There is a very important phase that all gongs have to go through: tuning. This job is handled by Jumadi. He uses a piece of rope to hang the gong with and then beats several parts of it so he can listen to the echoing sound made. If some part needs improving, it is marked with wet earth. This part will be forged again until it becomes perfect. The tuning-up skill is a determining factor to show whether or not the sound of the gong is exactly what the buyer has asked. Bali, Yogyakarta, Surakarta and the Northern coast of Java have their own uniqueness.
Jumadi claimed to have inherited the art of gong-making from his late father, Resowiguno, who in 1958 began as a gamelan or gong master in the modest village, which is located not far from the Surakarta palace.

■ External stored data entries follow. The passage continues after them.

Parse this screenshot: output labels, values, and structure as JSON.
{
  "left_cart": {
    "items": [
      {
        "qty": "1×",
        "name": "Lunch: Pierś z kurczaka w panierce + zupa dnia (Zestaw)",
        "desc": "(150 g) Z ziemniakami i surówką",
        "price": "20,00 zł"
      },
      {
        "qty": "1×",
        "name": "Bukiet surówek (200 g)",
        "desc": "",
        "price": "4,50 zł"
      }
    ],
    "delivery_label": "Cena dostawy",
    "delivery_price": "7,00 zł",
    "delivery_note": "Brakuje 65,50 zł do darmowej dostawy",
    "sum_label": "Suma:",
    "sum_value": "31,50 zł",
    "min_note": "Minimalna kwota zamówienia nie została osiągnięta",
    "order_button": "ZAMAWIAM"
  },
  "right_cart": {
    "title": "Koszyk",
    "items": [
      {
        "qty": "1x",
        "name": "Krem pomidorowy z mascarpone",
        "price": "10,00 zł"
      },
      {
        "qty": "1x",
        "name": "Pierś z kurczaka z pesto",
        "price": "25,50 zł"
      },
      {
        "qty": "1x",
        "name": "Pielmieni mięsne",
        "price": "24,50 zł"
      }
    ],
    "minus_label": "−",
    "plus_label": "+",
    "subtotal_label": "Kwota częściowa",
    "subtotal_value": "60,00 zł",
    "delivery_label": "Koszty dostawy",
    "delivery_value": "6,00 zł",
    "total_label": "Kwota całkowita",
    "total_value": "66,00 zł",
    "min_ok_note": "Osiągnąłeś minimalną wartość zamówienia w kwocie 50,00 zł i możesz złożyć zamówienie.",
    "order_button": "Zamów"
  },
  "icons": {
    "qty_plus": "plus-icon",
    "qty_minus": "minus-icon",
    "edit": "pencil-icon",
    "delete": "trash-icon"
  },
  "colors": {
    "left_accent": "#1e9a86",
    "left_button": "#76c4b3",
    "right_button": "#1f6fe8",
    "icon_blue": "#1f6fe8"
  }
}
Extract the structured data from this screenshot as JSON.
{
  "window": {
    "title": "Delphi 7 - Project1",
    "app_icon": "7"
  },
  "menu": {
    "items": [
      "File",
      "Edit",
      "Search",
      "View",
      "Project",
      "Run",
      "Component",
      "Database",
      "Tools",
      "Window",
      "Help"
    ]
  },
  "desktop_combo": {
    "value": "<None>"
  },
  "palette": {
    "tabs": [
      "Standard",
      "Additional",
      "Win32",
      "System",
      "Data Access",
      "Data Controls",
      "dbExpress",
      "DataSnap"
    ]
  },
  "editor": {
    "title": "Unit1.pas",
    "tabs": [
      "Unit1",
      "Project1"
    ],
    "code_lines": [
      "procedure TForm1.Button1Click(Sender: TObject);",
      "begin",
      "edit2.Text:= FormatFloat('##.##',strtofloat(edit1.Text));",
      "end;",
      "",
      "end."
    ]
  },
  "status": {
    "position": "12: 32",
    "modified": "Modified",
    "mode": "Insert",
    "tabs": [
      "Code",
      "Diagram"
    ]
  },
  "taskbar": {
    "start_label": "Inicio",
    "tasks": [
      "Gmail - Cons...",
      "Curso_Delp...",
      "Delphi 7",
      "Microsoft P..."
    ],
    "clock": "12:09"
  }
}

Jumadi's feeling of pride does not come from owning a new model of Honda Accord or a Suzuki Carry, but because his business can run well, all his children have gone to university and there is always a job and Idul Fitri bonuses for about a dozen of his employees. In addition, he feels a sort of spiritual satisfaction when he realizes that he has helped conserve the legacies of his ancestors with the sets of traditional musical instruments of his own making.